A morte de Brently representa para Louise uma libertação – “Free! Body and soul free!” she kept whispering.”. Mas de que se liberta ela? O outro que é simplesmente outro nunca nos ganha. O que está sempre fora de nós pode oprimir-nos, encurralar-nos e prender-nos, mas não pode nunca conquistar-nos. Mas é de uma conquista, de uma ocupação, que Louise se liberta. Porque a relação com Brently transformou-a. Ao fazer sua a vontade de Brently, ela incorporou-o, tornando-o parte de si. E, no entanto, ele continua a ser uma vontade estranha, mesmo que surgindo dentro de Louise. Pelo que só se pode concluir que Brently é o outro que Louise traz em si, é o seu outro. E é precisamente deste outro que ela se liberta. Nesse processo, ela pode desdenhar o amor, em face da afirmação de si mesma de que toma consciência ("What could love, the unsolved mystery, count for in face of this possession of self-assertion which she suddenly recognized as the strongest impulse of her being!").

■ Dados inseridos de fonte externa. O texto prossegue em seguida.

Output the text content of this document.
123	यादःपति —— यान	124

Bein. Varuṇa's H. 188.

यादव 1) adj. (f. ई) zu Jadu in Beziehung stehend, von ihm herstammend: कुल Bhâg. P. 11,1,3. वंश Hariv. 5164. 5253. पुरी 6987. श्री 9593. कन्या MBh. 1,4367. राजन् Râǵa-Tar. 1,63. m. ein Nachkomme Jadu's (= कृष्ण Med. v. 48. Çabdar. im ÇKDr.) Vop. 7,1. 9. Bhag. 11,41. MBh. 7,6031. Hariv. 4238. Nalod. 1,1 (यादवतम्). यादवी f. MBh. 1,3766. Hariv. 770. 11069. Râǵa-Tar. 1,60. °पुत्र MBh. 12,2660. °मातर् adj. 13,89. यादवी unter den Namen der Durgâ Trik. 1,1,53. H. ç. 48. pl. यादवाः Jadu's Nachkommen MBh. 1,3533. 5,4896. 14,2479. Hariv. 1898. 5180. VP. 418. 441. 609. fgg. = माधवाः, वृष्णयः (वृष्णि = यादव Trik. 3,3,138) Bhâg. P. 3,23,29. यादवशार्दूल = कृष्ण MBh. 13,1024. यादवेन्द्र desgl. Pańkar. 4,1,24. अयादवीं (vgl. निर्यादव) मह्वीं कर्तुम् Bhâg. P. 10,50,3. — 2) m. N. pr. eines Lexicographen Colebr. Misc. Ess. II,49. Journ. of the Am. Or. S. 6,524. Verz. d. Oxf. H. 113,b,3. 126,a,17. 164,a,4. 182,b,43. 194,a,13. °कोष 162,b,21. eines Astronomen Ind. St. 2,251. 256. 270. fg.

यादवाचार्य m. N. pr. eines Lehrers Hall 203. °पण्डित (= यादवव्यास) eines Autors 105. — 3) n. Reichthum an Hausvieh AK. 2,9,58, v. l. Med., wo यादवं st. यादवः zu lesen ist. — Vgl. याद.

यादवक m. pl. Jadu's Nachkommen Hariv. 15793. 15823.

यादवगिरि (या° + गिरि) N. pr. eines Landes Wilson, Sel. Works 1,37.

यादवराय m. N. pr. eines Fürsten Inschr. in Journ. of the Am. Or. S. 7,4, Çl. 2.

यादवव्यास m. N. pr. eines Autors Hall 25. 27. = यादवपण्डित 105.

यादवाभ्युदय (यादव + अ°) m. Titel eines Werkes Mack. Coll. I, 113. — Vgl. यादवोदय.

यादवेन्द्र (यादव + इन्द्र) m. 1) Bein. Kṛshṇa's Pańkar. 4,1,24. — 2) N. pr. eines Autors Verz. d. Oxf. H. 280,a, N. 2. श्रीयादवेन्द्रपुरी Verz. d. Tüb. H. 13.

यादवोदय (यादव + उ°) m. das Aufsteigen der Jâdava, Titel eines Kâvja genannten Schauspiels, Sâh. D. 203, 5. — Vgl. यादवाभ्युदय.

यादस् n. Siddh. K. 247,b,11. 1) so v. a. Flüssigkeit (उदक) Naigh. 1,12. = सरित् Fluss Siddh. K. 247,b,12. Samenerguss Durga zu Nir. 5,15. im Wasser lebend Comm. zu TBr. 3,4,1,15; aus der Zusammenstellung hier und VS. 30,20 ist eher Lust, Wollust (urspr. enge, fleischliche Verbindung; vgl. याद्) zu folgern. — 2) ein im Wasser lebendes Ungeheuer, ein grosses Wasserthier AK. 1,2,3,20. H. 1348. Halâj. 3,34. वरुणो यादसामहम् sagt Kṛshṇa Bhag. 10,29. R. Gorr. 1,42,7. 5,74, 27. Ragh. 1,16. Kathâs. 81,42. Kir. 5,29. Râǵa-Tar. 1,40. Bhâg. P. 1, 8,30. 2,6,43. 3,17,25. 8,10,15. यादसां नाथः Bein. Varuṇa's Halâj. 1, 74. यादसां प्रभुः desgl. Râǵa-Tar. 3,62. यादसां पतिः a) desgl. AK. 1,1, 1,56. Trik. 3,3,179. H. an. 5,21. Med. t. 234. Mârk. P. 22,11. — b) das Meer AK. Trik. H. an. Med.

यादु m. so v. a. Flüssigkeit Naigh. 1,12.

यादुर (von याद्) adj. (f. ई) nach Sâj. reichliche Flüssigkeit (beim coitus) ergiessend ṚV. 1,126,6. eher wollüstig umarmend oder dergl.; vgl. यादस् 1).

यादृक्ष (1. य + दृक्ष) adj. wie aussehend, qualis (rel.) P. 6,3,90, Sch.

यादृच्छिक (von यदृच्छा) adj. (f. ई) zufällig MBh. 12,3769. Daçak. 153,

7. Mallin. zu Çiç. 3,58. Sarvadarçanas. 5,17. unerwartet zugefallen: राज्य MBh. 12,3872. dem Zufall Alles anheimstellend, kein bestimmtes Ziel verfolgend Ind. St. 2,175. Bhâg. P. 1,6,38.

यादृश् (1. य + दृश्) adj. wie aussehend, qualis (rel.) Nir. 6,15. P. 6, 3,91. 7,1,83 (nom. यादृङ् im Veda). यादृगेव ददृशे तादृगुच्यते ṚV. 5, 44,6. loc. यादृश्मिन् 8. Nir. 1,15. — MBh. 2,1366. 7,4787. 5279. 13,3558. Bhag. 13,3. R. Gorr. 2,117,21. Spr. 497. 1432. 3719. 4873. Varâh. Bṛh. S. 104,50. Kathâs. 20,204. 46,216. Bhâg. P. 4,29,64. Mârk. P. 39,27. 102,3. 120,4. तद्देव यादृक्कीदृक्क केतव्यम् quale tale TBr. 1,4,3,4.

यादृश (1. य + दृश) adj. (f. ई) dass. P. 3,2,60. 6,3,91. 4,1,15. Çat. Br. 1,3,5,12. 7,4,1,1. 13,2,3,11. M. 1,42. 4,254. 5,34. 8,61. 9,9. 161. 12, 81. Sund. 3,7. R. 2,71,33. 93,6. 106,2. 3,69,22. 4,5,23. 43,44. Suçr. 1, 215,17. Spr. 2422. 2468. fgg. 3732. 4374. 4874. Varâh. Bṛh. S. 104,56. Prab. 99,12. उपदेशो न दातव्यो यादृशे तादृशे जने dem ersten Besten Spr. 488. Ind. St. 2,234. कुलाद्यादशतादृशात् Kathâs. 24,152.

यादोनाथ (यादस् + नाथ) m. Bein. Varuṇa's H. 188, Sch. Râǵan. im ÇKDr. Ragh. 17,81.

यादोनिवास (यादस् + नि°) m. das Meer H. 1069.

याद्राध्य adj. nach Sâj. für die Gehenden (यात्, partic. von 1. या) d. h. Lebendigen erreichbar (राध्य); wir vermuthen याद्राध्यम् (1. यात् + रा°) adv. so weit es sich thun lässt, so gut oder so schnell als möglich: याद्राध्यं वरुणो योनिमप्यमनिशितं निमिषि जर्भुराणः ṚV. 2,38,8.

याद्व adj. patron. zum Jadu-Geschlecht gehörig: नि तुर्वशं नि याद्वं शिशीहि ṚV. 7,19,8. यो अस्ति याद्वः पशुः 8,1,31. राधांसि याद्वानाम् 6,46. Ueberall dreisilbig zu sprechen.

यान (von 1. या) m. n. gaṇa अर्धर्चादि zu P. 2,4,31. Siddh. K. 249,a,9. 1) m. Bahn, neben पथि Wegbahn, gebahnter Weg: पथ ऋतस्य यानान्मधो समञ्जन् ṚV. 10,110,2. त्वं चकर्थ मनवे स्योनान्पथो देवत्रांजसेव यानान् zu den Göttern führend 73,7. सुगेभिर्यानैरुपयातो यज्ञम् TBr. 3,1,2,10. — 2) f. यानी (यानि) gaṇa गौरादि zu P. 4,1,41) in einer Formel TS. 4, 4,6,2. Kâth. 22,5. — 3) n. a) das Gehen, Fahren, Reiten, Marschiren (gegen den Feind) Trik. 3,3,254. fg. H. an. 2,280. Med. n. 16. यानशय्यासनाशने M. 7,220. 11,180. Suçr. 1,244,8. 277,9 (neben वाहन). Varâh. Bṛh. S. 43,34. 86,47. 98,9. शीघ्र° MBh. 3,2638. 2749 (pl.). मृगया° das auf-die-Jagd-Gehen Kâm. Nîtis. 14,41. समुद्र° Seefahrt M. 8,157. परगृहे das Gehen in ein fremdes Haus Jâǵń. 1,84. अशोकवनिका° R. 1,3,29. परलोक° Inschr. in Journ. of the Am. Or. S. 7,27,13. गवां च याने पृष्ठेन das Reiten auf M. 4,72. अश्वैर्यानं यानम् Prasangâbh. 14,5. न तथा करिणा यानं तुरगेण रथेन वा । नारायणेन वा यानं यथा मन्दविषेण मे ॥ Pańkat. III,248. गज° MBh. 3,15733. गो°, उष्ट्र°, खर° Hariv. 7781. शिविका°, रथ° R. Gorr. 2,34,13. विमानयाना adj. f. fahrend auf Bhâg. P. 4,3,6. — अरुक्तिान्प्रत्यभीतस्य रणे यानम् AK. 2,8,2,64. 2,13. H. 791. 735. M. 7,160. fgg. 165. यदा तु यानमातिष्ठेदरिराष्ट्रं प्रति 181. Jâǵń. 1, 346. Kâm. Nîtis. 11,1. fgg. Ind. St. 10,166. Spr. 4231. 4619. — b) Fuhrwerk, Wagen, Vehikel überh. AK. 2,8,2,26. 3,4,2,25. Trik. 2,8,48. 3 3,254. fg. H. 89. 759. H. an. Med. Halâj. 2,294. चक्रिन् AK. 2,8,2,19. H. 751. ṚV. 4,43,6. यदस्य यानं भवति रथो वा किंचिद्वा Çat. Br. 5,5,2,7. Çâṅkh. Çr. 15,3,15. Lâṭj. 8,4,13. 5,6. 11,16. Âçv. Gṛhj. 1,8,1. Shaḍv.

O percurso de Louise é inverso ao de Narciso: este, ao descobrir o seu outro (no lago), morre quando tenta ir ao seu encontro. Louise, ao invés, quer libertar-se do seu outro e morre porque ele vem ter consigo.
Nestes percursos inversos, contudo, mora a mesma verdade. Para o percebermos, temos de atentar no seguinte. Narciso quis fundir-se com o seu outro. Amador do seu reflexo, quis transformar-se na cousa amada. Tal acto, porém, traduz-se em negar esse outro que se procura: ao querer passar a barreira que o separava do reflexo, Narciso pretendia que o outro deixasse de o ser para passar a ser apenas ele mesmo. Este gesto foi o seu suicídio. Porque querer ser tudo é ser nada. Já Louise, em sentido oposto, quis fugir do seu outro, preencher o mundo apenas de si mesma. Mas também isto é negar o outro. E este propósito de preencher todos os lugares com apenas nós mesmos e sem o nosso outro resulta afinal em ficar em lugar nenhum, pois largamos assim o outro que em nós mora e nos sustenta.
E assim chegamos à verdade idêntica nos dois relatos: negarmos o nosso outro, aquilo que, morando em nós, nos é estranho, é afinal negarmo-nos a nós mesmos.
O quadro de Dalí – pelo menos a julgar pela interpretação que o próprio pintor dele oferece – traz uma estranha terceira via, alternativa a estes caminhos de morte.
Só podemos observar no quadro a contemplação estática de Narciso diante do espelho de água. Esta imobilidade é a terceira via: a de não ir ao encontro do nosso outro, mas sem fugir dele. A imobilidade também é o ponto de partida que Dalí propõe para a hipótese de uma vida nova a partir do amor:
Como depois explica no seu belo poema sobre o quadro, a flor nasce a partir da semente largada pela própria cabeça de Narciso. A flor só pode brotar e nascer, todavia, porque sustentada pela mão do reflexo (do seu outro, portanto) que a segura. O que só faz sentido se nos lembrarmos de que o nosso outro nos é, afinal, essencial, porque nos sustenta.
É essa lição que, tarde demais, Louise e Narciso têm de aprender.
O percurso de Louise é inverso ao de Narciso: este, ao descobrir o seu outro (no lago), morre quando tenta ir ao seu encontro. Louise, ao invés, quer libertar-se do seu outro e morre porque ele vem ter consigo.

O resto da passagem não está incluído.